O futuro das eleições no pós-pandemia

Independentemente do adiamento das eleições, a pandemia deve surtir efeito na campanha eleitoral. No “novo normal”, a tendência é que grandes eventos e o chamado corpo a corpo percam espaço, enquanto a propaganda na internet ganhe ainda mais força. Assim prevê Diogo Rais, consultor jurídico em Direito Eleitoral e Tecnologia, e professor da Universidade Presbiteriana Mackenzie. “Em 2018 tivemos uma campanha extremamente conectada. É um fenômeno que já vinha crescendo e a pandemia fez acelerar ainda mais”, afirma.

Para ele, é difícil imaginar neste ano uma campanha eleitoral nos moldes tradicionais, em meio a uma pandemia que vem obrigando cidades a restringir atividades que estimulem o contato físico. Isso torna ainda mais imperativo o papel da internet, especialmente das redes sociais, para os candidatos.

Algo positivo na avaliação de Rais, principalmente por se tratar de uma eleição municipal. “Mais de 90% dos municípios brasileiros não têm propaganda eleitoral própria na televisão, a população vê os candidatos de outros centros maiores. A internet rompe essa barreira, abrindo um novo canal entre candidatos e eleitores.”

Participe do nosso grupo de Whatsapp clicando aqui.

Por outro lado, Rais reconhece que é preciso cuidado na regulamentação e fiscalização sobre o uso de canais digitais, para evitar problemas como a proliferação de notícias falsas e ataques a adversários. “Temos alguns desafios, visto que a propaganda eleitoral no Brasil tem muitas restrições. Quando se leva isso para a internet, estabelecendo regras em demasia, pode ser mais difícil conseguir bons resultados. Acredito que com uma legislação clara a propaganda eleitoral digital possibilita que a democracia se fortaleça”, observa.”

Tendências para as futuras eleições

Se as próximas eleições já vão representar um salto no uso da tecnologia, o que esperar para as seguintes? Será possível, por exemplo, votar usando o celular? O presidente do TSE já anunciou que pretende conduzir estudos nesse sentido. “Vamos investir tempo e energia em mecanismos de utilização de ferramentas que as pessoas já possuem, como celular, tablet ou computador pessoal. Alguns países do mundo já adotam esse modelo a distância. E nós vamos aprender o que tem sido feito pelo mundo afora e desenvolver nossas próprias tecnologias”, disse Barroso.

Entre os países que já utilizam o voto a distância está a Estônia, no leste europeu.

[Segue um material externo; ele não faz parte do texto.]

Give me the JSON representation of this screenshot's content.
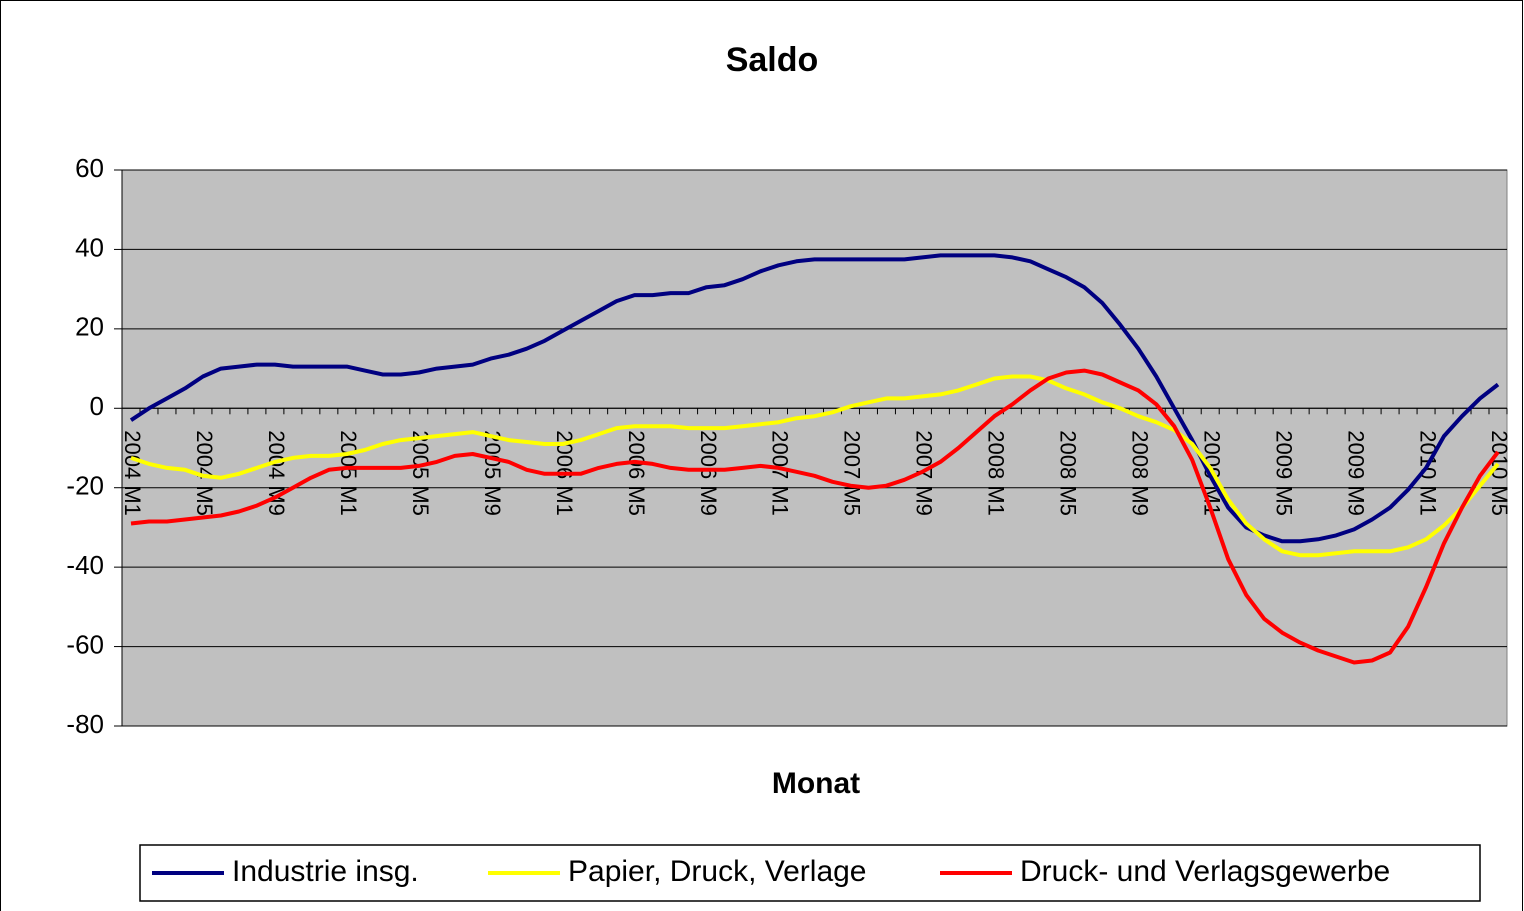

Com 1,2 milhão de habitantes, o país implantou a votação pela internet em 2005 e, nas eleições legislativas do ano passado, 44% dos eleitores usaram esse sistema. Nos Estados Unidos, a primeira votação pelo celular aconteceu em 2018, no estado de West Virginia. Uma pequena parcela da população, principalmente militares em missões fora do país, pôde escolher seus congressistas através de um aplicativo.

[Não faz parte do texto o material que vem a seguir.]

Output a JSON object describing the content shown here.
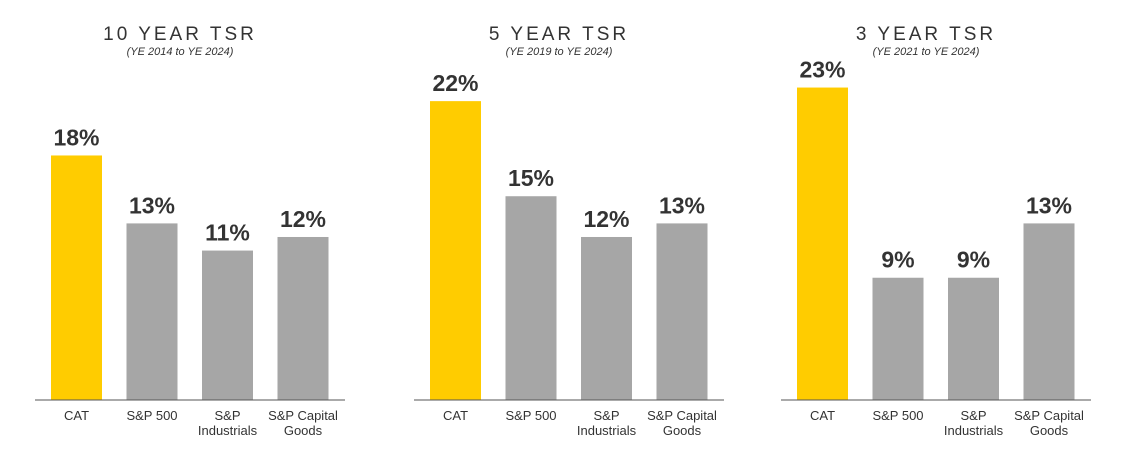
{
  "colors": {
    "highlight": "#FFCC00",
    "bar": "#A6A6A6",
    "axis": "#555555",
    "text": "#333333"
  },
  "chart_data": [
    {
      "type": "bar",
      "title": "10 YEAR TSR",
      "subtitle": "(YE 2014 to YE 2024)",
      "categories": [
        "CAT",
        "S&P 500",
        "S&P Industrials",
        "S&P Capital Goods"
      ],
      "category_lines": [
        [
          "CAT"
        ],
        [
          "S&P 500"
        ],
        [
          "S&P",
          "Industrials"
        ],
        [
          "S&P Capital",
          "Goods"
        ]
      ],
      "values": [
        18,
        13,
        11,
        12
      ],
      "value_labels": [
        "18%",
        "13%",
        "11%",
        "12%"
      ],
      "highlight_index": 0,
      "ylim": [
        0,
        26.5
      ],
      "xlabel": "",
      "ylabel": ""
    },
    {
      "type": "bar",
      "title": "5 YEAR TSR",
      "subtitle": "(YE 2019 to YE 2024)",
      "categories": [
        "CAT",
        "S&P 500",
        "S&P Industrials",
        "S&P Capital Goods"
      ],
      "category_lines": [
        [
          "CAT"
        ],
        [
          "S&P 500"
        ],
        [
          "S&P",
          "Industrials"
        ],
        [
          "S&P Capital",
          "Goods"
        ]
      ],
      "values": [
        22,
        15,
        12,
        13
      ],
      "value_labels": [
        "22%",
        "15%",
        "12%",
        "13%"
      ],
      "highlight_index": 0,
      "ylim": [
        0,
        26.5
      ],
      "xlabel": "",
      "ylabel": ""
    },
    {
      "type": "bar",
      "title": "3 YEAR TSR",
      "subtitle": "(YE 2021 to YE 2024)",
      "categories": [
        "CAT",
        "S&P 500",
        "S&P Industrials",
        "S&P Capital Goods"
      ],
      "category_lines": [
        [
          "CAT"
        ],
        [
          "S&P 500"
        ],
        [
          "S&P",
          "Industrials"
        ],
        [
          "S&P Capital",
          "Goods"
        ]
      ],
      "values": [
        23,
        9,
        9,
        13
      ],
      "value_labels": [
        "23%",
        "9%",
        "9%",
        "13%"
      ],
      "highlight_index": 0,
      "ylim": [
        0,
        26.5
      ],
      "xlabel": "",
      "ylabel": ""
    }
  ]
}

“Para Diogo Rais, o Brasil tem condições técnicas para implantar o voto a distância, por meio de celular ou computador. O maior obstáculo, na opinião do jurista, não é tecnológico, mas cultural. “O voto no Brasil é um processo cultural e há uma certa dificuldade em fazer algumas transições. Um exemplo é o voto em branco. Ele tem o mesmo valor do voto nulo, do ponto de vista jurídico não há nenhum sentido em mantê-lo. Mas, por uma questão cultural, optou-se por colocar um botão na urna eletrônica somente para isso”, diz.

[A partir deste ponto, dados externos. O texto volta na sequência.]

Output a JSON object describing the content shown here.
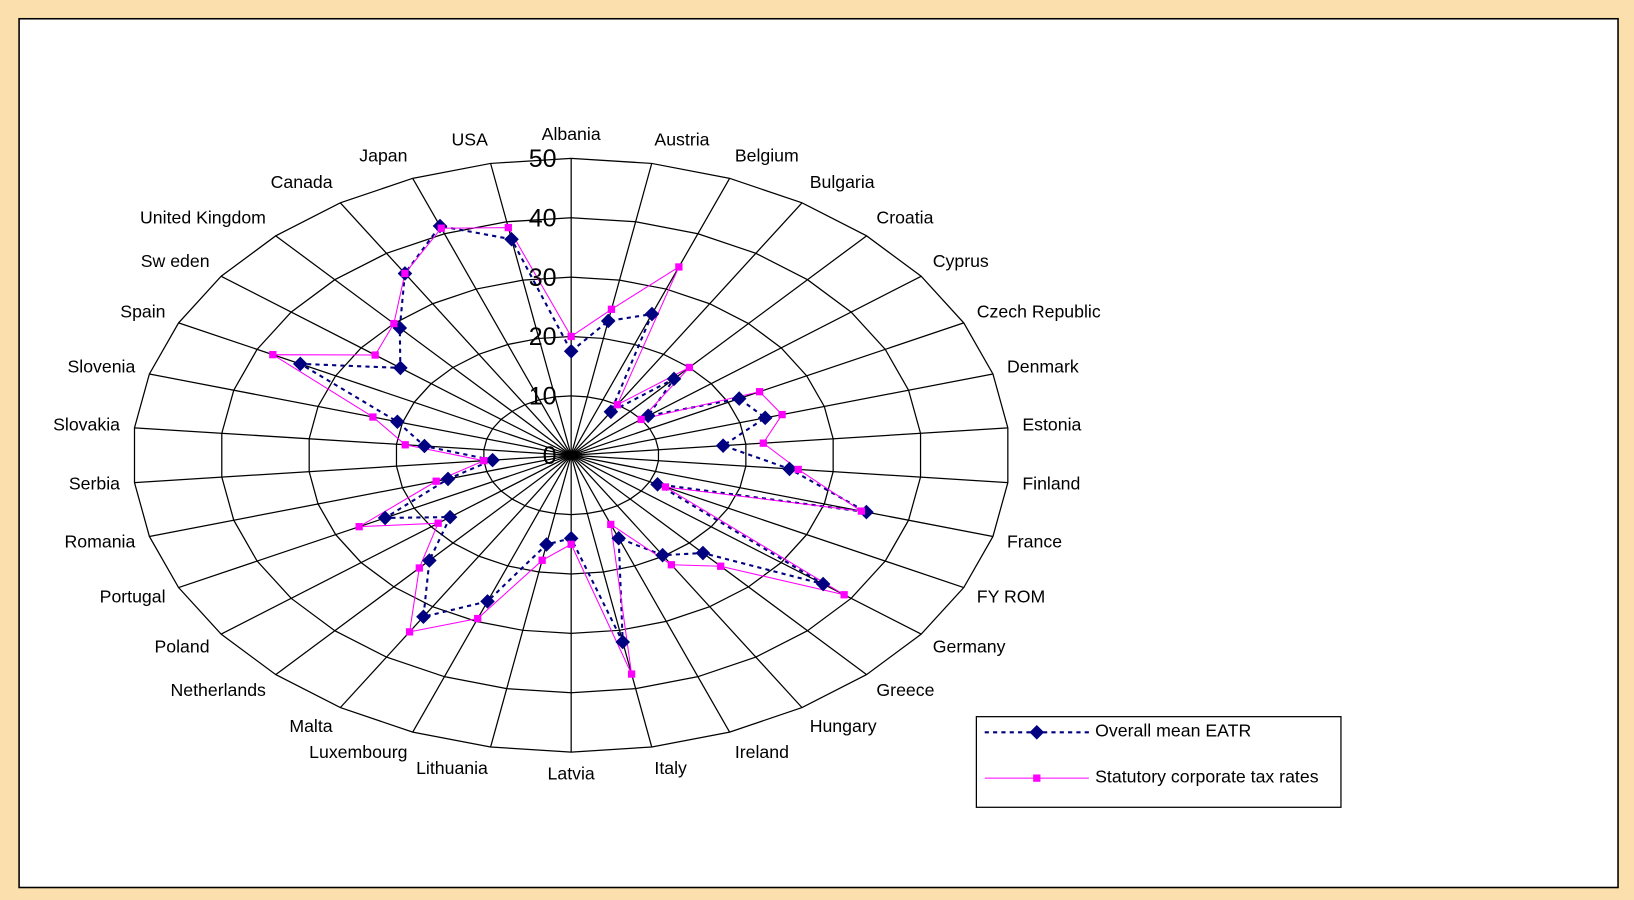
{
  "chart_data": {
    "type": "radar",
    "categories": [
      "Albania",
      "Austria",
      "Belgium",
      "Bulgaria",
      "Croatia",
      "Cyprus",
      "Czech Republic",
      "Denmark",
      "Estonia",
      "Finland",
      "France",
      "FY ROM",
      "Germany",
      "Greece",
      "Hungary",
      "Ireland",
      "Italy",
      "Latvia",
      "Lithuania",
      "Luxembourg",
      "Malta",
      "Netherlands",
      "Poland",
      "Portugal",
      "Romania",
      "Serbia",
      "Slovakia",
      "Slovenia",
      "Spain",
      "Sw eden",
      "United Kingdom",
      "Canada",
      "Japan",
      "USA"
    ],
    "series": [
      {
        "name": "Overall mean EATR",
        "color": "#000080",
        "values": [
          17.5,
          23,
          25.5,
          8.6,
          17.4,
          11,
          21.4,
          23,
          17.4,
          25,
          35,
          11,
          36,
          22.3,
          19.8,
          15,
          32,
          14,
          15.3,
          26.4,
          32,
          24,
          17.3,
          23.7,
          14.6,
          9,
          16.8,
          20.6,
          34.5,
          24.4,
          29,
          36,
          41.4,
          37
        ]
      },
      {
        "name": "Statutory corporate tax rates",
        "color": "#ff00ff",
        "values": [
          20,
          25,
          34,
          10,
          20,
          10,
          24,
          25,
          22,
          26,
          34.4,
          12,
          39,
          25.3,
          21.7,
          12.5,
          37.5,
          15,
          18,
          29.5,
          35,
          25.7,
          19,
          27,
          16,
          10,
          19,
          23.5,
          38,
          28,
          30,
          36,
          41,
          39
        ]
      }
    ],
    "rlim": [
      0,
      50
    ],
    "rticks": [
      0,
      10,
      20,
      30,
      40,
      50
    ]
  }
}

Assegurar confiabilidade ao voto a distância é outro desafio que precisa ser superado. Basta lembrar que, mesmo após décadas de uso, a segurança da urna eletrônica ainda é colocada em dúvida a cada eleição. “Em um país onde a compra de votos ainda é uma realidade, manter o sigilo do eleitor também é um desafio muito grande”, acrescenta Rais.

Rafael Morgental, da Academia Brasileira de Direito Eleitoral e Político (Abradep), acredita que é possível desenvolver soluções no sentido de “transformar o celular em um instrumento de participação política”. Uma delas seria um aplicativo com token (dispositivo eletrônico gerador de senhas) para que a votação fosse feita não em casa, mas em pontos públicos com sinal de wifi. “A tecnologia tem muito a oferecer ao processo eleitoral. Mas temos que fazer movimentos com responsabilidade, pois qualquer mudança simples pode determinar resultados impactantes ou desastrosos. Queremos que a tecnologia seja aliada da democracia.”